Coolidge, grappling with these problems, said in 1923,

[T}he motive power of progress and reform has not come from the high and mighty but from the mass of the people…It is not the quantity of knowledge that is the chief glory of man…It is in the moral power to know the truth and respond to it, to resist evil and hold to that which is good, that is to be found the real dignity and worth, the chief strength, the chief greatness. This power, even in the humblest and the most unlettered, rises to a height which cannot be measured, which cannot be analyzed. It is this strength of the people which can never be ignored. Of course it would be folly to argue that the people cannot make political mistakes. They can and do make grave mistakes. They know it; they pay the penalty. But compared with the mistakes which have been made by every kind of autocracy they are unimportant…

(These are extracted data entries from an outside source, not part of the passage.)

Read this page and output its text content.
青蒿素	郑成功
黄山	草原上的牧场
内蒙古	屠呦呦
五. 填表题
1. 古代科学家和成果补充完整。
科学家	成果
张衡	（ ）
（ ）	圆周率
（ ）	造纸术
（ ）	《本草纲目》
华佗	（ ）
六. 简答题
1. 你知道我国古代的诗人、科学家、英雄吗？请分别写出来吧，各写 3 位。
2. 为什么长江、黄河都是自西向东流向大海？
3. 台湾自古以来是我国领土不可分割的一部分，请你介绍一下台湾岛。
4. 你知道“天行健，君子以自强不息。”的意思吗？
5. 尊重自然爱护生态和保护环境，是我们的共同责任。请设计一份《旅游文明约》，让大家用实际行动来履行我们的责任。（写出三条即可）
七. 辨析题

…Unless the people struggle to help themselves, no one else will or can help them. It is out of such struggle that there comes the strongest evidence of their true independence and nobility, and there is struck off a rough and incomplete economic justice, and there develops a strong and rugged national character. It represents a spirit for which there could be no substitute. It justifies the claim that they are worthy to be free…

     …Civilization and freedom have come because they are an achievement, and it is human nature to achieve. Nothing else gives any permanent satisfaction. But most of all there is need of religion. From that source alone came freedom. Nothing else touches the soul of man. Nothing else justifies faith in the people.

Like the generation who saw beyond the narrow confines of subsistence imposed upon it by king and Parliament, it is time to refuse to participate in a supervised decline. Being taught to doubt our own judgment is merely a prelude to forfeiting the ability to make our own choices, to strive, to fail, to triumph — in short, to live free. If we are to be worthy of that freedom, we cannot surrender to this latest effort — however organized it is — to train out the moral ideals and intangible dreams of people.